It’s become an annual tradition, like the first cuckoo of spring. At the beginning of March, when state secondary schools send out acceptance or rejection letters to anxious parents, a New Labour stooge pops up to point out that the majority of parents managed to get their child into their first choice of school. This is proof, apparently, that most parents are happy with the schools their children end up in.
A moment’s reflection reveals how spurious this argument is. The fact that a majority of parents manage to secure a place for their child at their first-choice school doesn’t mean they would not have chosen another school had a better one been available.
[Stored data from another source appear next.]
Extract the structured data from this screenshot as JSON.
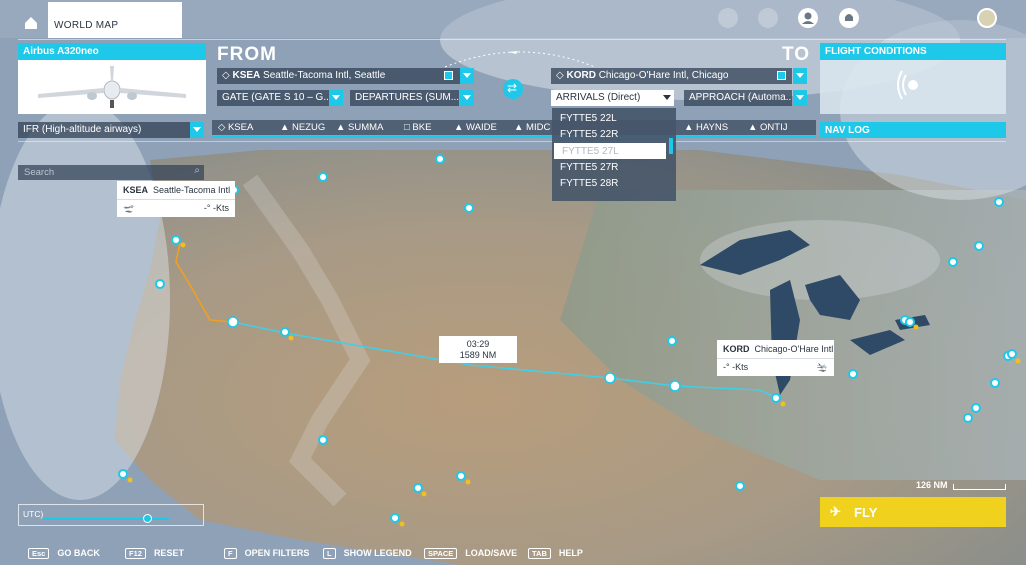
{
  "header": {
    "tab_label": "WORLD MAP",
    "icons": [
      "home-icon",
      "achievements-icon",
      "multiplayer-icon",
      "profile-icon",
      "notifications-icon",
      "pilot-avatar-icon"
    ]
  },
  "aircraft": {
    "title": "Airbus A320neo"
  },
  "from": {
    "label": "FROM",
    "airport_code": "KSEA",
    "airport_name": "Seattle-Tacoma Intl, Seattle",
    "gate": "GATE (GATE S 10 – G...",
    "departure": "DEPARTURES (SUM..."
  },
  "to": {
    "label": "TO",
    "airport_code": "KORD",
    "airport_name": "Chicago-O'Hare Intl, Chicago",
    "arrival": "ARRIVALS (Direct)",
    "approach": "APPROACH (Automa..."
  },
  "arrival_options": [
    "FYTTE5 22L",
    "FYTTE5 22R",
    "FYTTE5 27L",
    "FYTTE5 27R",
    "FYTTE5 28R"
  ],
  "arrival_highlighted": "FYTTE5 27L",
  "conditions": {
    "title": "FLIGHT CONDITIONS"
  },
  "route": {
    "type": "IFR (High-altitude airways)",
    "waypoints": [
      "KSEA",
      "NEZUG",
      "SUMMA",
      "BKE",
      "WAIDE",
      "MIDC",
      "HAYNS",
      "ONTIJ"
    ]
  },
  "navlog": {
    "title": "NAV LOG"
  },
  "search": {
    "placeholder": "Search"
  },
  "origin_callout": {
    "code": "KSEA",
    "name": "Seattle-Tacoma Intl",
    "wind": "-° -Kts"
  },
  "dest_callout": {
    "code": "KORD",
    "name": "Chicago-O'Hare Intl",
    "wind": "-° -Kts"
  },
  "flight_summary": {
    "time": "03:29",
    "distance": "1589 NM"
  },
  "scale": {
    "label": "126 NM"
  },
  "utc": {
    "label": "UTC)"
  },
  "fly_button": {
    "label": "FLY"
  },
  "footer": [
    {
      "key": "Esc",
      "label": "GO BACK"
    },
    {
      "key": "F12",
      "label": "RESET"
    },
    {
      "key": "F",
      "label": "OPEN FILTERS"
    },
    {
      "key": "L",
      "label": "SHOW LEGEND"
    },
    {
      "key": "SPACE",
      "label": "LOAD/SAVE"
    },
    {
      "key": "TAB",
      "label": "HELP"
    }
  ],
  "colors": {
    "accent": "#1ec8e8",
    "fly": "#f0d21e",
    "route_departure": "#f0a020"
  }
}
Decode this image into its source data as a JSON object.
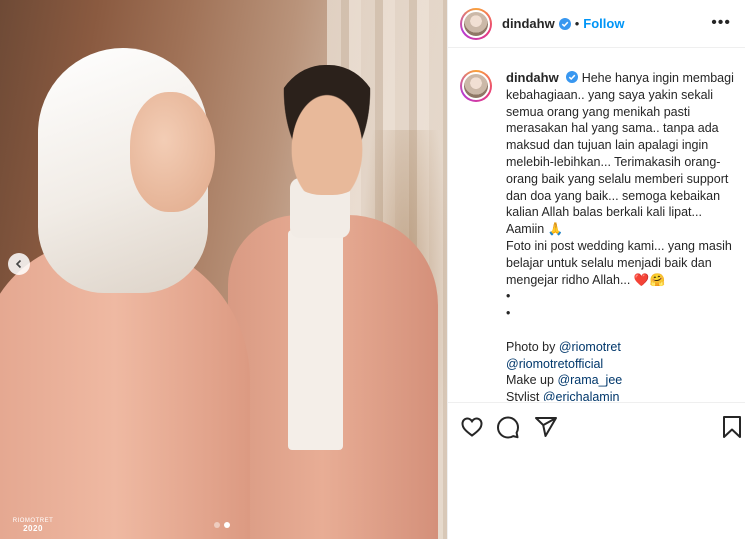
{
  "photo": {
    "watermark_brand": "RIOMOTRET",
    "watermark_year": "2020",
    "prev_icon": "chevron-left-icon",
    "carousel": {
      "count": 2,
      "active_index": 1
    }
  },
  "header": {
    "username": "dindahw",
    "separator": "•",
    "follow_label": "Follow",
    "more_label": "•••"
  },
  "caption": {
    "username": "dindahw",
    "text": "Hehe hanya ingin membagi kebahagiaan.. yang saya yakin sekali semua orang yang menikah pasti merasakan hal yang sama.. tanpa ada maksud dan tujuan lain apalagi ingin melebih-lebihkan... Terimakasih orang-orang baik yang selalu memberi support dan doa yang baik... semoga kebaikan kalian Allah balas berkali kali lipat... Aamiin",
    "text_emoji": "🙏",
    "text2": "Foto ini post wedding kami... yang masih belajar untuk selalu menjadi baik dan mengejar ridho Allah...",
    "text2_emoji": "❤️🤗",
    "bullet1": "•",
    "bullet2": "•",
    "credit1_label": "Photo by",
    "credit1_handle": "@riomotret",
    "credit2_handle": "@riomotretofficial",
    "credit3_label": "Make up",
    "credit3_handle": "@rama_jee",
    "credit4_label": "Stylist",
    "credit4_handle": "@erichalamin"
  },
  "colors": {
    "link": "#00376b",
    "follow": "#0095f6",
    "verified": "#3897f0"
  },
  "icons": [
    "heart-icon",
    "comment-icon",
    "share-icon",
    "bookmark-icon",
    "verified-badge-icon"
  ]
}
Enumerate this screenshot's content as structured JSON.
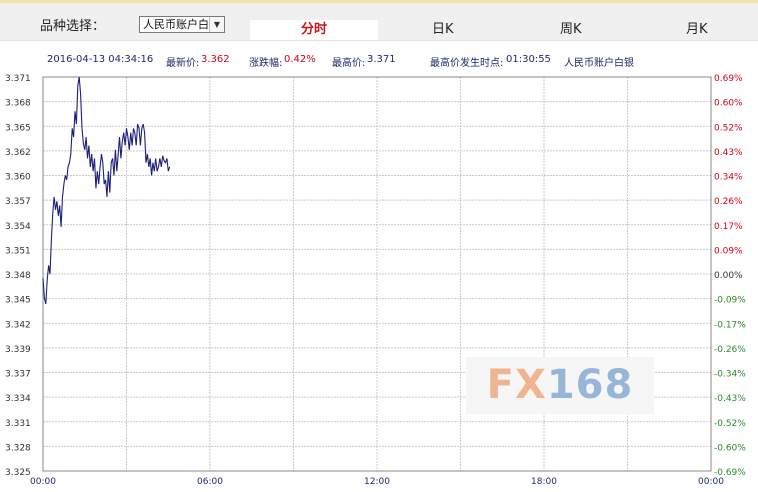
{
  "header": {
    "product_label": "品种选择：",
    "product_selected": "人民币账户白银",
    "tabs": [
      "分时",
      "日K",
      "周K",
      "月K"
    ],
    "active_tab": "分时"
  },
  "info": {
    "datetime": "2016-04-13 04:34:16",
    "latest_label": "最新价:",
    "latest_value": "3.362",
    "change_label": "涨跌幅:",
    "change_value": "0.42%",
    "high_label": "最高价:",
    "high_value": "3.371",
    "high_time_label": "最高价发生时点:",
    "high_time_value": "01:30:55",
    "product_name": "人民币账户白银"
  },
  "watermark": {
    "left": "FX",
    "right": "168"
  },
  "colors": {
    "line": "#1c1f7a",
    "up": "#d6001c",
    "down": "#2a8a2a",
    "grid": "#c9c9c9",
    "axis": "#888888"
  },
  "chart_data": {
    "type": "line",
    "title": "",
    "xlabel": "",
    "ylabel": "",
    "x_ticks": [
      "00:00",
      "06:00",
      "12:00",
      "18:00",
      "00:00"
    ],
    "x_range_hours": [
      0,
      24
    ],
    "ylim": [
      3.325,
      3.371
    ],
    "y_ticks": [
      "3.371",
      "3.368",
      "3.365",
      "3.362",
      "3.360",
      "3.357",
      "3.354",
      "3.351",
      "3.348",
      "3.345",
      "3.342",
      "3.339",
      "3.337",
      "3.334",
      "3.331",
      "3.328",
      "3.325"
    ],
    "y_right_ticks": [
      "0.69%",
      "0.60%",
      "0.52%",
      "0.43%",
      "0.34%",
      "0.26%",
      "0.17%",
      "0.09%",
      "0.00%",
      "-0.09%",
      "-0.17%",
      "-0.26%",
      "-0.34%",
      "-0.43%",
      "-0.52%",
      "-0.60%",
      "-0.69%"
    ],
    "grid": true,
    "series": [
      {
        "x": [
          0.0,
          0.05,
          0.1,
          0.15,
          0.2,
          0.25,
          0.3,
          0.35,
          0.4,
          0.45,
          0.5,
          0.55,
          0.6,
          0.65,
          0.7,
          0.75,
          0.8,
          0.85,
          0.9,
          0.95,
          1.0,
          1.05,
          1.1,
          1.15,
          1.2,
          1.25,
          1.3,
          1.35,
          1.4,
          1.45,
          1.5,
          1.55,
          1.6,
          1.65,
          1.7,
          1.75,
          1.8,
          1.85,
          1.9,
          1.95,
          2.0,
          2.05,
          2.1,
          2.15,
          2.2,
          2.25,
          2.3,
          2.35,
          2.4,
          2.45,
          2.5,
          2.55,
          2.6,
          2.65,
          2.7,
          2.75,
          2.8,
          2.85,
          2.9,
          2.95,
          3.0,
          3.05,
          3.1,
          3.15,
          3.2,
          3.25,
          3.3,
          3.35,
          3.4,
          3.45,
          3.5,
          3.55,
          3.6,
          3.65,
          3.7,
          3.75,
          3.8,
          3.85,
          3.9,
          3.95,
          4.0,
          4.05,
          4.1,
          4.15,
          4.2,
          4.25,
          4.3,
          4.35,
          4.4,
          4.45,
          4.5,
          4.55
        ],
        "values": [
          3.3475,
          3.3452,
          3.3445,
          3.3473,
          3.349,
          3.348,
          3.352,
          3.355,
          3.357,
          3.3555,
          3.3565,
          3.3548,
          3.356,
          3.3535,
          3.357,
          3.3585,
          3.3595,
          3.359,
          3.3605,
          3.361,
          3.362,
          3.365,
          3.364,
          3.367,
          3.3655,
          3.37,
          3.371,
          3.369,
          3.365,
          3.3632,
          3.3625,
          3.364,
          3.3615,
          3.363,
          3.3605,
          3.362,
          3.36,
          3.3615,
          3.358,
          3.36,
          3.3585,
          3.3605,
          3.362,
          3.361,
          3.3585,
          3.359,
          3.357,
          3.36,
          3.3575,
          3.361,
          3.3615,
          3.3595,
          3.3625,
          3.36,
          3.362,
          3.364,
          3.3615,
          3.3635,
          3.3645,
          3.363,
          3.365,
          3.364,
          3.3625,
          3.3645,
          3.363,
          3.365,
          3.3645,
          3.363,
          3.3655,
          3.365,
          3.363,
          3.365,
          3.3655,
          3.3645,
          3.361,
          3.362,
          3.3605,
          3.3615,
          3.3595,
          3.361,
          3.36,
          3.3615,
          3.36,
          3.3605,
          3.3615,
          3.3605,
          3.3618,
          3.3612,
          3.361,
          3.3615,
          3.36,
          3.3605
        ]
      }
    ]
  }
}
Remember, it’s only their ‘first choice’ in the sense that they put it first when ranking the schools on offer. A parent could easily be successful within this framework and still be unhappy with the choices available to him or her.
The only meaningful conclusion you can draw from this statistic is that, for the majority of parents, there isn’t much variation in quality in the range of schools in their neighbourhood. If there was one outstanding state school in every postcode, you’d expect a majority of parents to put down that school as their first choice and, given limited space, most would end up disappointed. The fact that they don’t suggests a degree of uniformity within the system.
Is that in itself something to be welcomed? Most people in Britain’s educational establishment would say it is. Ever since the assault on England’s grammar schools, ‘parity of esteem’ has been the ideal within the state sector. When Labour ministers cite the percentage of parents getting their child into their first-choice school as evidence that the system’s working, that’s the criterion they’re appealing to.